Relational tibbles - do they need to be joined?

rgallego · June 19, 2018, 5:57am

I work with relatively large datasets: the main tibble is a tidy, long tibble (millions of rows) with three columns: Sample, Hash, number of occurrences. Each row is an observation. In order to plot, model, etc, I need to group samples according to their metadata, and hence there is another tibble with as many rows as samples (~100 rows and ~10 columns: Sample, Site, Month,...).

So, in order to, let's say, obtain a boxplot of the number of unique sequences per sample at each site, I will have to join the two tibbles. A workflow will look like

library(RCurl)
library(tidyverse)

long_tibble<- read_csv(file = getURL("https://raw.githubusercontent.com/ramongallego/dplyr_question/master/example_long_tible.csv") )

factor_tibble <- read_csv (file = getURL("https://raw.githubusercontent.com/ramongallego/dplyr_question/master/example_factor_tible.csv"))

together<- left_join(long_tibble, factor_tibble) 

ggplot (data = together, aes (x= Site, y = nunique)) + 
  geom_boxplot(data = together %>%
 group_by(sample, Site) %>%
 summarise(nunique = n_distinct(Hash)))

That works and gives me the plot I am after. My question is whether it is mandatory to formally join both tibbles, or if it is possible to generate the group_by of tibble #1 with the grouping information of tibble #2.

This may seem trivial but I think with really long tibbles, any new column added should increase the size of the object dramatically, right?

So my question is which is the tidiest way of dealing with relational tibbles

nwerth · June 19, 2018, 2:22pm

If each sample is in exactly one row of factor_tibble, then isn't group_by(sample, Site) the same as group_by(sample)?

In answer to your question, you could keep the tables separate to reduce memory usage and only join the necessary columns as part of a pipeline. That way, it takes much less memory which is (loosely) "freed up" after the pipe's done.

long_tibble %>%
  left_join(factor_tibble[, c("sample", "Site")], by = "sample") %>%
  group_by(sample, Site) %>%
  summarise(nunique = n_distinct(Hash)) %>%
  ggplot(aes(x = Site, y = nunique)) + 
  geom_boxplot()

rgallego · June 19, 2018, 3:28pm

Thanks for that Nathan,

First, fair point on the sample/site group redundancy.

Second, your solution avoids storing the join tibble in a Robject and that's an improvement. I guess what I was hoping for is a way of passing the grouping without actually merging the tibbles, even under the hood.

Thanks again

nwerth · June 19, 2018, 4:36pm

A data.table is really great for making fast lookup tables. Of course, it's still technically a merge, but the package optimizes a lot of stuff.

library(data.table)

key_dt <- factor_tibble %>%
  select(sample, Site) %>%
  as.data.table()

summary_dt <- key_dt[
  long_tibble,
  on = "sample"
][
  ,
  list(nunique = n_distinct(Hash)),
  by = list(sample, Site)
]

ggplot(summary_dt, aes(x = Site, y = nunique)) + 
  geom_boxplot()

You could also look into using a database, like SQLite.
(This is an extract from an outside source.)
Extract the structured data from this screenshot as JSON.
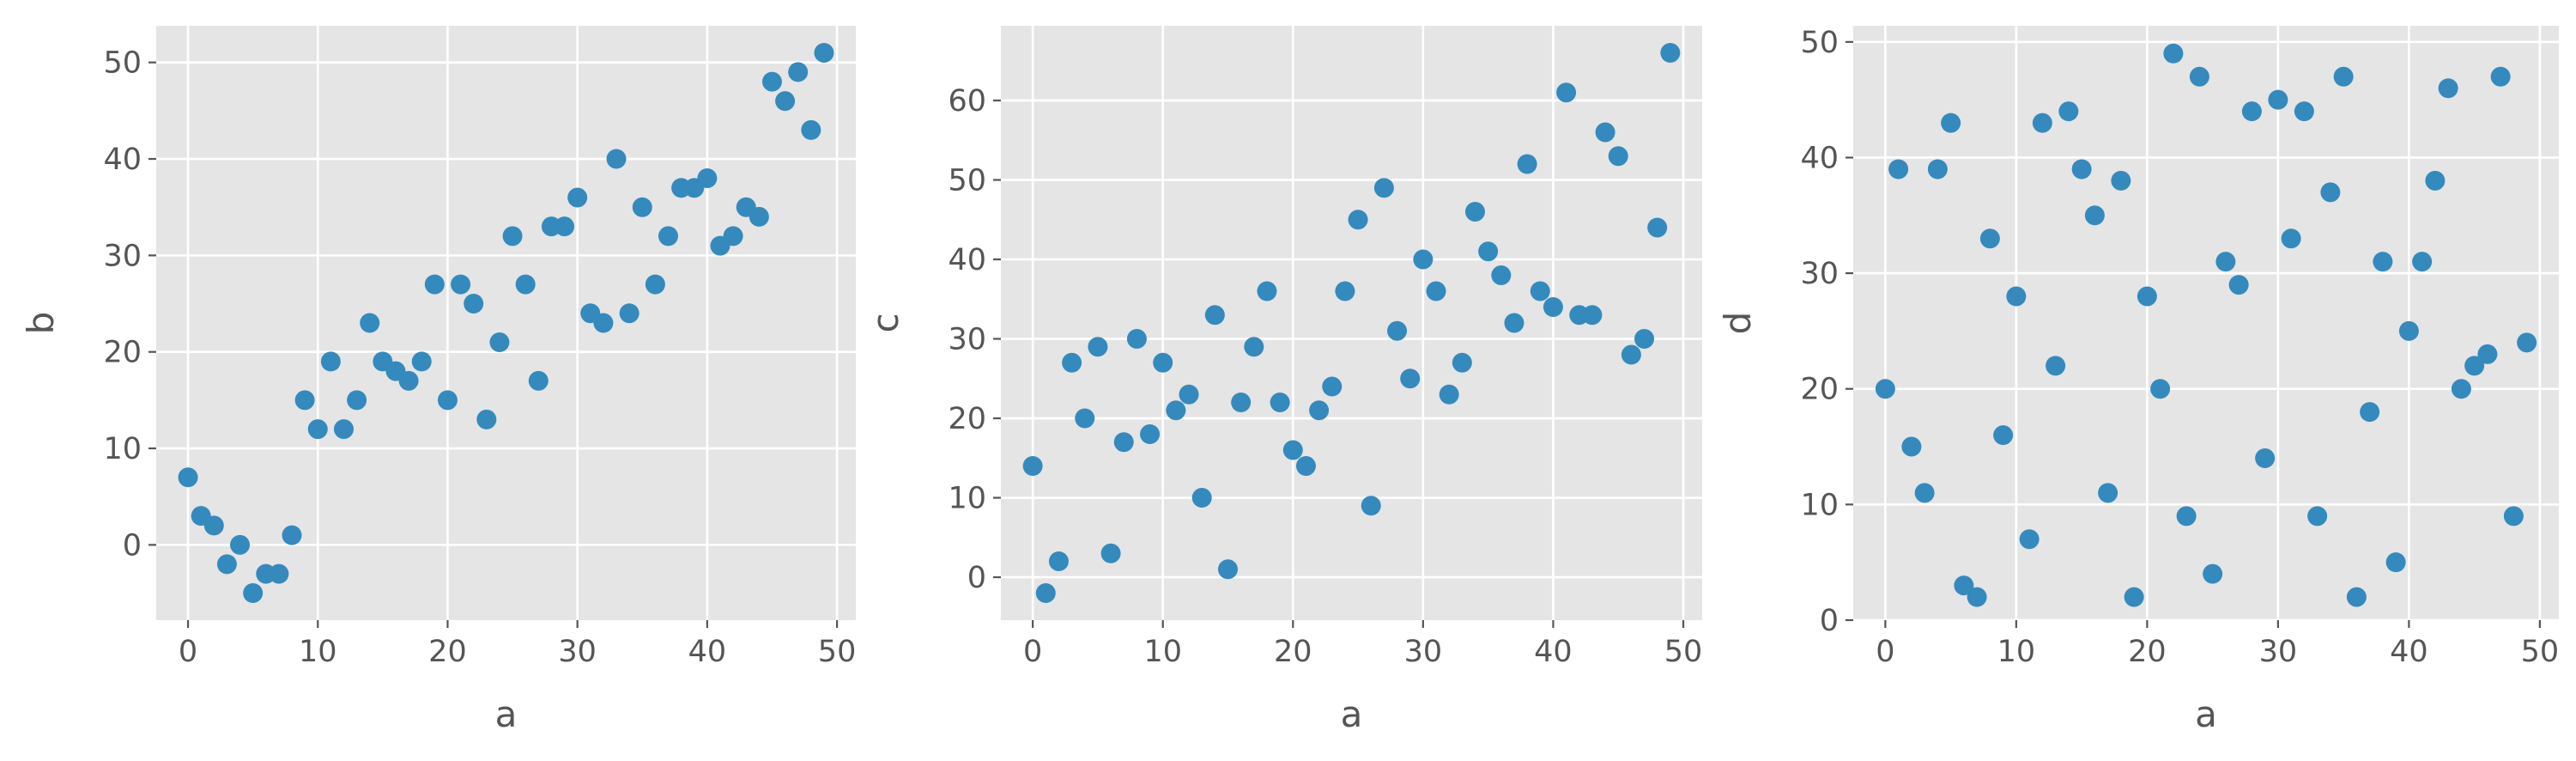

jlacko · June 19, 2018, 6:59pm

There is beauty in normal form of data (... so help me Codd). Hard to improve upon in an abstract way.

Of course not all constraints are as hard today as they were in the late 1960's - e.g. storage costs mean something different now and then.
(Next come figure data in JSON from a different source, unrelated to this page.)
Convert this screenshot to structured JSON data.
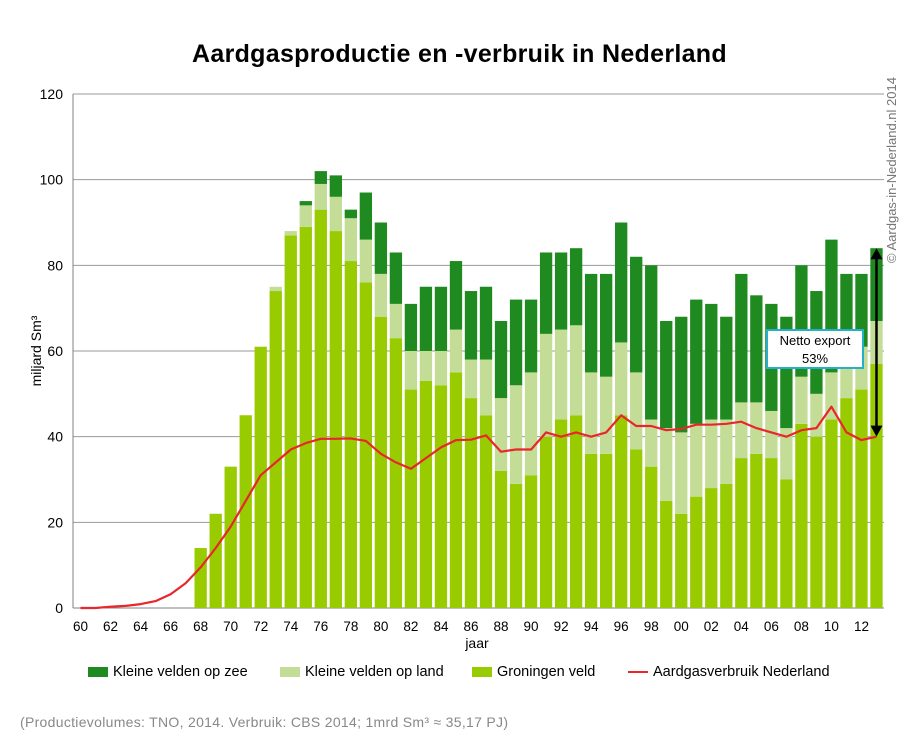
{
  "chart_data": {
    "type": "bar",
    "title": "Aardgasproductie en -verbruik in Nederland",
    "xlabel": "jaar",
    "ylabel": "miljard Sm³",
    "ylim": [
      0,
      120
    ],
    "yticks": [
      "0",
      "20",
      "40",
      "60",
      "80",
      "100",
      "120"
    ],
    "xtick_labels": [
      "60",
      "62",
      "64",
      "66",
      "68",
      "70",
      "72",
      "74",
      "76",
      "78",
      "80",
      "82",
      "84",
      "86",
      "88",
      "90",
      "92",
      "94",
      "96",
      "98",
      "00",
      "02",
      "04",
      "06",
      "08",
      "10",
      "12"
    ],
    "grid": true,
    "stacked": true,
    "legend_position": "bottom",
    "x": [
      1960,
      1961,
      1962,
      1963,
      1964,
      1965,
      1966,
      1967,
      1968,
      1969,
      1970,
      1971,
      1972,
      1973,
      1974,
      1975,
      1976,
      1977,
      1978,
      1979,
      1980,
      1981,
      1982,
      1983,
      1984,
      1985,
      1986,
      1987,
      1988,
      1989,
      1990,
      1991,
      1992,
      1993,
      1994,
      1995,
      1996,
      1997,
      1998,
      1999,
      2000,
      2001,
      2002,
      2003,
      2004,
      2005,
      2006,
      2007,
      2008,
      2009,
      2010,
      2011,
      2012,
      2013
    ],
    "series": [
      {
        "name": "Groningen veld",
        "kind": "bar",
        "color": "#99cc00",
        "values": [
          0,
          0,
          0,
          0,
          0,
          0,
          0,
          0,
          14,
          22,
          33,
          45,
          61,
          74,
          87,
          89,
          93,
          88,
          81,
          76,
          68,
          63,
          51,
          53,
          52,
          55,
          49,
          45,
          32,
          29,
          31,
          40,
          44,
          45,
          36,
          36,
          45,
          37,
          33,
          25,
          22,
          26,
          28,
          29,
          35,
          36,
          35,
          30,
          43,
          40,
          44,
          49,
          51,
          57
        ]
      },
      {
        "name": "Kleine velden op land",
        "kind": "bar",
        "color": "#c4dd96",
        "values": [
          0,
          0,
          0,
          0,
          0,
          0,
          0,
          0,
          0,
          0,
          0,
          0,
          0,
          1,
          1,
          5,
          6,
          8,
          10,
          10,
          10,
          8,
          9,
          7,
          8,
          10,
          9,
          13,
          17,
          23,
          24,
          24,
          21,
          21,
          19,
          18,
          17,
          18,
          11,
          17,
          19,
          17,
          16,
          15,
          13,
          12,
          11,
          12,
          11,
          10,
          11,
          11,
          10,
          10
        ]
      },
      {
        "name": "Kleine velden op zee",
        "kind": "bar",
        "color": "#1f8a1f",
        "values": [
          0,
          0,
          0,
          0,
          0,
          0,
          0,
          0,
          0,
          0,
          0,
          0,
          0,
          0,
          0,
          1,
          3,
          5,
          2,
          11,
          12,
          12,
          11,
          15,
          15,
          16,
          16,
          17,
          18,
          20,
          17,
          19,
          18,
          18,
          23,
          24,
          28,
          27,
          36,
          25,
          27,
          29,
          27,
          24,
          30,
          25,
          25,
          26,
          26,
          24,
          31,
          18,
          17,
          17
        ]
      },
      {
        "name": "Aardgasverbruik Nederland",
        "kind": "line",
        "color": "#e8262b",
        "values": [
          0,
          0,
          0.3,
          0.5,
          0.9,
          1.6,
          3.2,
          5.8,
          9.5,
          14,
          19,
          25,
          31,
          34,
          37,
          38.5,
          39.5,
          39.5,
          39.6,
          39,
          36,
          34,
          32.5,
          35,
          37.5,
          39.2,
          39.3,
          40.3,
          36.5,
          37,
          37,
          41,
          40,
          41,
          40,
          41,
          45,
          42.5,
          42.5,
          41.5,
          41.8,
          42.8,
          42.8,
          43,
          43.5,
          42,
          41,
          40,
          41.5,
          42,
          47,
          41,
          39.2,
          40
        ]
      }
    ],
    "annotations": [
      {
        "text_line1": "Netto export",
        "text_line2": "53%"
      }
    ]
  },
  "legend": {
    "items": [
      {
        "label": "Kleine velden op zee",
        "color": "#1f8a1f",
        "kind": "box"
      },
      {
        "label": "Kleine velden op land",
        "color": "#c4dd96",
        "kind": "box"
      },
      {
        "label": "Groningen veld",
        "color": "#99cc00",
        "kind": "box"
      },
      {
        "label": "Aardgasverbruik Nederland",
        "color": "#e8262b",
        "kind": "line"
      }
    ]
  },
  "copyright": "© Aardgas-in-Nederland.nl 2014",
  "source_note": "(Productievolumes:  TNO, 2014.  Verbruik:  CBS 2014;  1mrd  Sm³  ≈ 35,17 PJ)"
}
Still, in your case I would suggest offloading the main and the lookup tibbles into a database. Especially if you expect your work to involve a lot of grouping / subsetting. These are the kind of operations in which relational databases shine.

You will move from an environment of available memory constraint (R) to an environment of available disk space constraint (RDBS). In most use cases the hard drive wins.

rgallego · June 19, 2018, 7:33pm

Thanks for the input Jindra, this is very exciting - would you mind pointing me in the direction of some online resources to start working on this?

Many thanks

Ramón Gallego, PhD

jlacko · June 20, 2018, 8:32am

Thanks for your kind words!

A good starting point for working with databases is https://db.rstudio.com/ - @edgararuiz has a nice webinar in the media section.

About design of relational model you can have a quick web search on star schema - which is the simplest one (and describes nicely your situation - one fact table with one or more dimensions).

To get more fancy you can look up the great Inmon vs. Kimball controversy (hint: it is not much of a controversy, but why spoil a good story?)